Indeed, testing and early awareness are critical; standard antiretroviral therapy (ART), if started as soon as possible, can stop the progression of the disease and prevent transmission. Of course, one would think, the most efficient way to do this is via the internet—especially when it comes to reaching young women. The CDC estimates that young people aged 13 to 24 make up 22 percent of all new HIV diagnoses, and this demographic has some of the lowest rates of STD testing and condom use.
However, a recent study, published in the Journal of the American Medical Informatics Association (JAMIA) by researchers at North Carolina State University, suggests that making information about HIV easily accessible to black women online—specifically on social media—is and will continue to be a challenge. "We assumed that providing information about HIV prevention online would be an effective way of reaching black female college students," the study's lead researcher, Fay Cobb Payton, Ph.D, an associate professor at North Carolina State University, said in a press release. "We thought it would resonate and be accepted, and we were wrong."
Based on the concerns of eleven focus groups made up 60 black women who attended NC State and Penn State, Payton constructed a health education website, myhealthimpactnetwork.org, and corresponding social media accounts. "I started the website with the intention of disseminating health information to black students and students of color, particularly around HIV/AIDs prevention. Part of the reason why was taking a look at national statistics, but also knowing that we're in a digital space now. All kinds of information is being distributed via the web and social media," she told Broadly over the phone. "The idea was that this could be a resource that was relatable and culturally geared toward black female college students—that was the hope." That means, Payton explained, featuring images of black men and women on the site, using minimal clinical language, doing away with stereotypes about black women, and using social media accounts because "this is what we do," one focus group participant remarked.
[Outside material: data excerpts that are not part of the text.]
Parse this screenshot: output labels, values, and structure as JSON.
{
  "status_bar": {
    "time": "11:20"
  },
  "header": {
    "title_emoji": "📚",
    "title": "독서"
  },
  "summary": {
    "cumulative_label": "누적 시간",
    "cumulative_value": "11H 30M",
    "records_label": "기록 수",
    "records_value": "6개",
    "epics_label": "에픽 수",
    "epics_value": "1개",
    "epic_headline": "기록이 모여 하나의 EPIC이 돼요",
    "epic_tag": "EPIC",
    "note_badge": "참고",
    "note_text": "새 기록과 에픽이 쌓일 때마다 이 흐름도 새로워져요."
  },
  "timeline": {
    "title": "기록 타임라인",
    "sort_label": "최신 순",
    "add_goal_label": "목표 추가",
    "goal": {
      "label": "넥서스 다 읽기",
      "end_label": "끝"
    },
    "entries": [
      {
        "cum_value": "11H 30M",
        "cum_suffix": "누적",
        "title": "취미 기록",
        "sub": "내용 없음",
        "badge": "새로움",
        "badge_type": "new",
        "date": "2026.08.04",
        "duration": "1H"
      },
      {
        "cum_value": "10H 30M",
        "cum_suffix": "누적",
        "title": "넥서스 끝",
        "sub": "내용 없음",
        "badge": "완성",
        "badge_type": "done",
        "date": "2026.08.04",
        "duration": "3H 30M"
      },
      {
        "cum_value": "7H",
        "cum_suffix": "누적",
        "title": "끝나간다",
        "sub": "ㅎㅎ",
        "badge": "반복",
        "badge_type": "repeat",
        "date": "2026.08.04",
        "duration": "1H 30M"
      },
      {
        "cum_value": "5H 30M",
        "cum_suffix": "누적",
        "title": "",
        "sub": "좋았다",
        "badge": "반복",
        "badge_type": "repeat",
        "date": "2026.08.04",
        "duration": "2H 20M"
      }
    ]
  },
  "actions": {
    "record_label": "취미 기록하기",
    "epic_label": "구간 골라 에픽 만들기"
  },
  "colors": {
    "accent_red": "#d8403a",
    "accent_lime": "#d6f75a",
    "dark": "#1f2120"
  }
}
But in practice, as illustrated follow-up surveys that Payton conducted after the website launched, it became apparent that though the college-aged women were highly engaged with social networking sites, they didn't actually want to engage with HIV/AIDs statistics on the same platform. Payton attributes the lingering stigma around HIV as one of the barriers to leveraging these networks as a powerful public health tool. (The black women surveyed did, however, appreciate that the website was indeed relatable: "They were like, 'Wow, you actually listened to us,'" Payton said.)
"When it came to the social media aspects of the site, a lot of women thought that if they engaged with the content on social media people would make negative assumptions about them. There's something deeper than just putting the information out there as resources," Payton explained. Because a like or a follow on Twitter or Tumblr is tangled with identity—and visible to the public—many women expressed concern about accessing HIV-related information through these channels. "They wanted no part of it," she said. In other words, just as brands have learned that being topical on Twitter isn't always bae, "just because the group is digitally connected doesn't mean that simpler forms of communication are best—that may mean traditional forms of communication," she said.
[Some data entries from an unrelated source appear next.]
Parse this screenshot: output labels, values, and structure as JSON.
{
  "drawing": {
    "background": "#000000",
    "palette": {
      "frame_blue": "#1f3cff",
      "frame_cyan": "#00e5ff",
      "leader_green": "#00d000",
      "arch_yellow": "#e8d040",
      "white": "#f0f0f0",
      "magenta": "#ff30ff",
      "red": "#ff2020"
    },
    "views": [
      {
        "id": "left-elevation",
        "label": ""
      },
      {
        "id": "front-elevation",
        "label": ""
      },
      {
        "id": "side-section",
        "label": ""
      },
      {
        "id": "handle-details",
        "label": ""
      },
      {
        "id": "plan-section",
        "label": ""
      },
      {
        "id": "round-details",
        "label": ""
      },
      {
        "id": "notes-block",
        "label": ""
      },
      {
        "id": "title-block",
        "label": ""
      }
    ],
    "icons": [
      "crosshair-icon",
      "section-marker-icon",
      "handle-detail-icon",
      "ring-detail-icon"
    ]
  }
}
Her findings have broader implications when it comes to figuring out how to bring sensitive health information to a new generation that is constantly on Twitter. "When you talk about creating these resources for stigmatized conditions—because there is still a lot of stigma around HIV—you need to understand some of the cultural inferences they may have. Particularly in the black community, where the stigma around the disease is heightened," Payton said. She speculates that the stigma around HIV could even be worse online than off. "The critical mass that begins to respond on social media is a lot greater than face-to-face. How do you tackle that? There's a lot of work to be done."